Albert discussed possible causes, indicators, and ways to intervene in human trafficking. Force, fraud, and coercion are some of the means of the crime, which can occur on the street, at massage parlors, truck stops, and escort services. While physical confrontations are present, it can also be coordinated online. Albert has seen victims approached through Tinder and Facebook.

The lecture emphasized that anyone can become a victim of human trafficking. It happens to men, women, and children all over the world. The U.S. is both a source and destination for human trafficking.

With this information, Albert spoke about the indicators that might help identify victims. Signs of abuse, fear, anxiety, and depression, along with individuals who are “inappropriately” dressed and have inconsistent stories, demonstrate red flags. Other indicators can include physical confinement or monitoring.

Victims are often afraid to come forward because they are embarrassed and believe there is a stigma surrounding human trafficking, Albert detailed. Many individuals do not have homes to return to or a place for help and support. Albert explained the community has a responsibility to help.

“Our job is to reach out and show respect and compassion,” Albert said.

Albert listed phone numbers in Dutchess County to provide resources for adults and children seeking support in human trafficking situations. The phone numbers are also located on Give Way to Freedom’s website.

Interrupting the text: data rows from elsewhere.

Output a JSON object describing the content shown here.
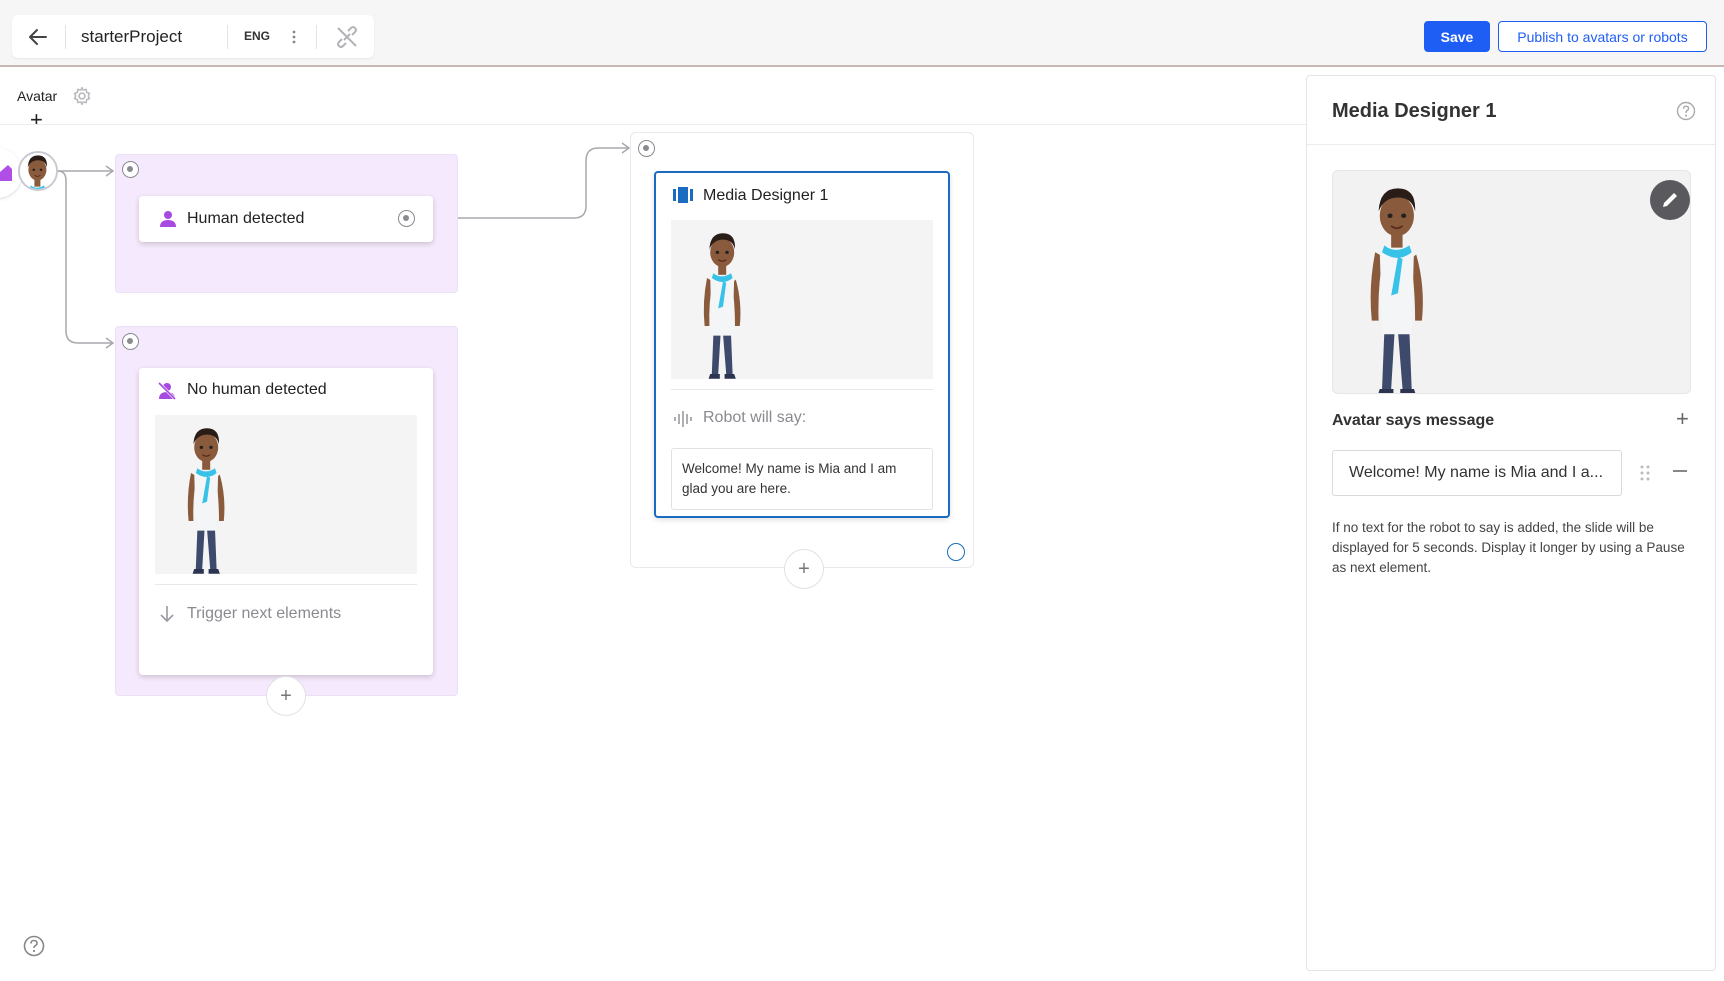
{
  "topbar": {
    "project_name": "starterProject",
    "language": "ENG",
    "save_label": "Save",
    "publish_label": "Publish to avatars or robots"
  },
  "canvas": {
    "avatar_label": "Avatar",
    "add_symbol": "+",
    "nodes": {
      "human_detected": {
        "title": "Human detected"
      },
      "no_human_detected": {
        "title": "No human detected",
        "trigger_label": "Trigger next elements"
      },
      "media_designer": {
        "title": "Media Designer 1",
        "robot_will_say": "Robot will say:",
        "message": "Welcome! My name is Mia and I am glad you are here."
      }
    },
    "add_circle_symbol": "+"
  },
  "panel": {
    "title": "Media Designer 1",
    "section_label": "Avatar says message",
    "add_symbol": "+",
    "message_value": "Welcome! My name is Mia and I a...",
    "note": "If no text for the robot to say is added, the slide will be displayed for 5 seconds. Display it longer by using a Pause as next element."
  },
  "colors": {
    "accent": "#1f5ef5",
    "group_purple": "#f5eafd",
    "node_icon_purple": "#a64ae0",
    "selected_border": "#1a6cc0"
  },
  "icons": [
    "back-arrow-icon",
    "kebab-icon",
    "link-off-icon",
    "gear-icon",
    "home-icon",
    "person-icon",
    "person-off-icon",
    "media-icon",
    "waveform-icon",
    "arrow-down-icon",
    "help-icon",
    "edit-icon",
    "drag-handle-icon"
  ]
}
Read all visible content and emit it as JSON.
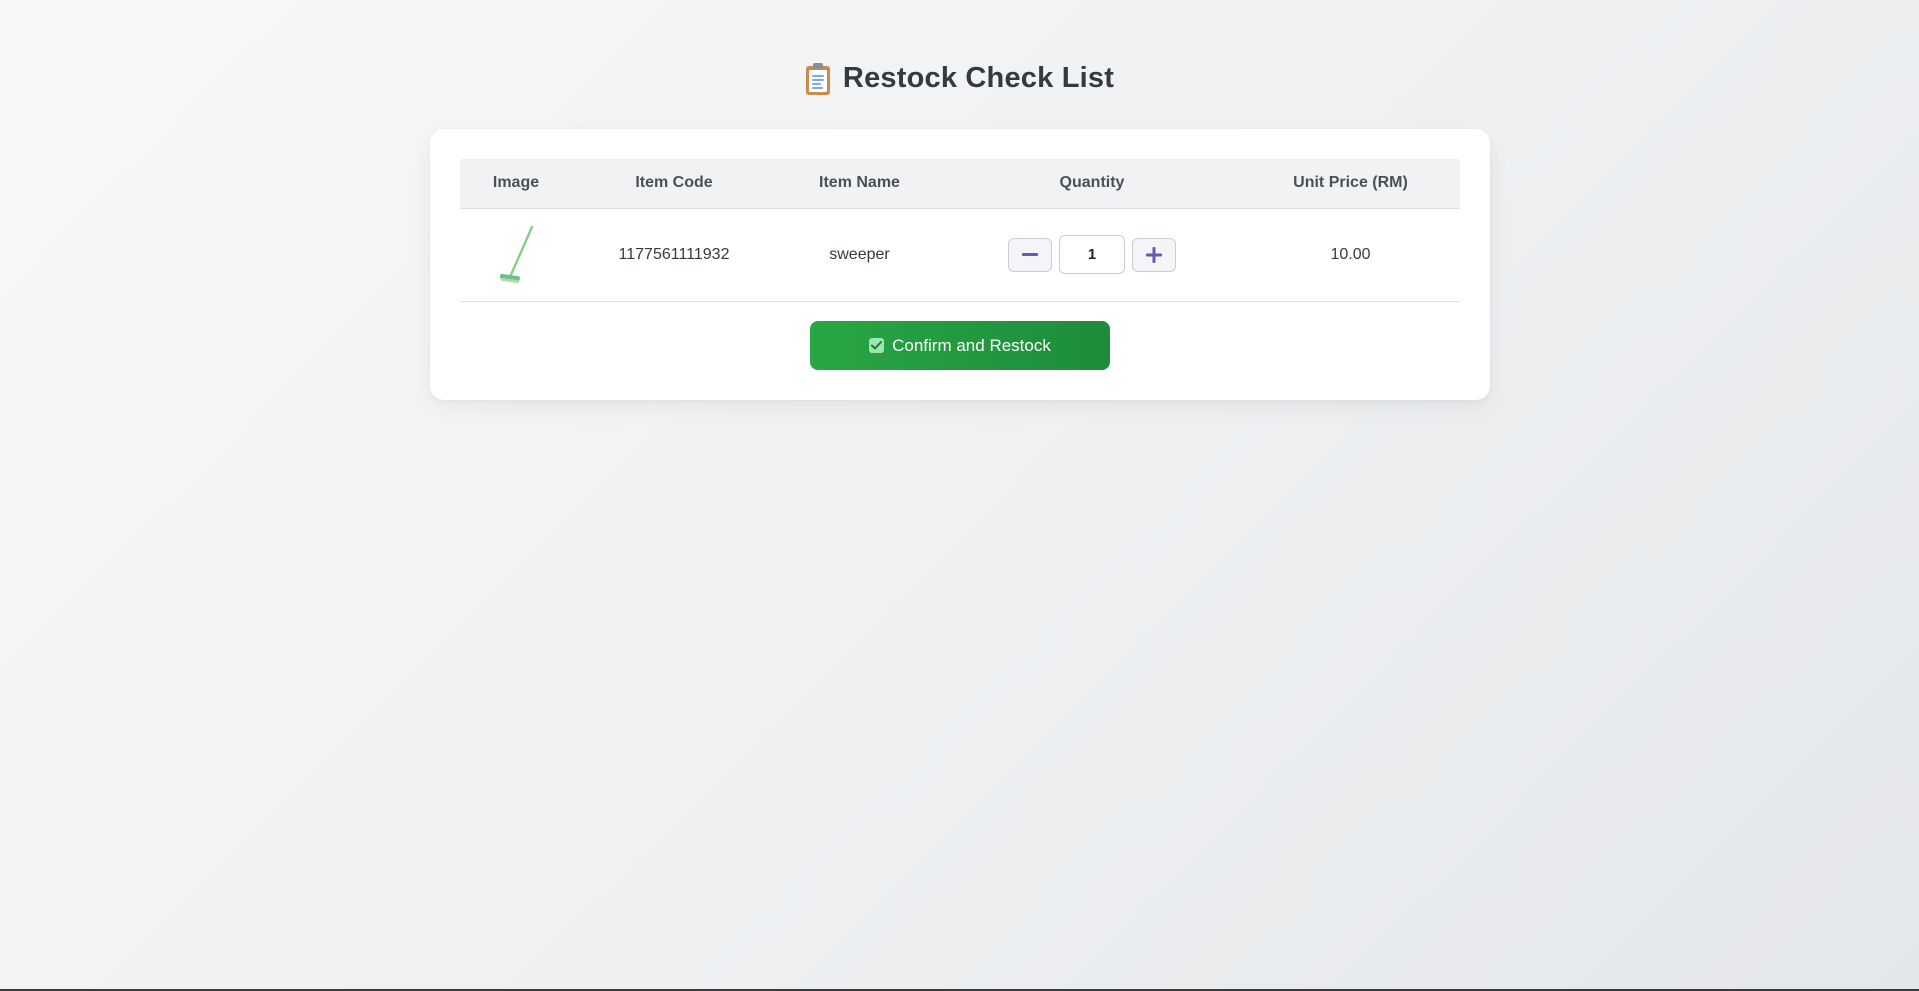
{
  "header": {
    "title": "Restock Check List",
    "icon": "clipboard-icon"
  },
  "table": {
    "columns": [
      "Image",
      "Item Code",
      "Item Name",
      "Quantity",
      "Unit Price (RM)"
    ],
    "rows": [
      {
        "image_icon": "broom-icon",
        "item_code": "1177561111932",
        "item_name": "sweeper",
        "quantity": "1",
        "unit_price": "10.00"
      }
    ]
  },
  "quantity_controls": {
    "decrement_label": "−",
    "increment_label": "+"
  },
  "actions": {
    "confirm_label": "Confirm and Restock",
    "confirm_icon": "check-box-icon"
  },
  "colors": {
    "accent_green": "#28a745",
    "stepper_purple": "#6a55b8",
    "header_bg": "#f1f2f4"
  }
}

After the presentation, the audience assembled bags with small water bottles, clothing, toiletries, and feminine products. The donations were quickly packed into bags with the help of the attendees.

Erin Eldridge ‘21 noticed the profound community involvement to help victims of human trafficking. “I liked the presentation, but this event stands out because everyone is collaborating to help the cause by making these care packages,” Eldridge said.  

As she watched students create care kits, Cirovic said the result was the most rewarding aspect of this project.

“I was always interested in crime and nonprofits. Through social media, I got interested in human trafficking. I did research and realized how underrepresented the victims are, which really bothered me,”said Cirovic, a political science major with a minor in criminal justice. “I was super happy when I found Courtney and was able to get in contact.”

Cirovic has been interning with Albert and collaborating to create this event since November 2018.Through her internship, Cirovic has seen how complex the human trafficking industry can be.

“It’s much more complicated than what you could ever imagine,” Cirovic said. “Like most people, I thought the victims of sex trafficking were in chains and bondages, but that is definitely not the case. It could literally happen to anyone.”

Inspired by the work she has been able to do with Give Way to Freedom, Cirovic hopes to work globally and travel on a task force, preventing crimes such as human trafficking.

Students like Eldridge felt the event cleared misconceptions about human trafficking and they learned how to detect signs of the crime. Eldridge said it is crucial to bring awareness to college campuses because it helps students reflect if they know anyone involved as the victim or even the perpetrator.

“It’s important to always be on the lookout, and I liked learning how to spot potentially dangerous situations and identify possible victims,” Eldridge said. “There are different behaviors and jobs that can actually be really suspicious.”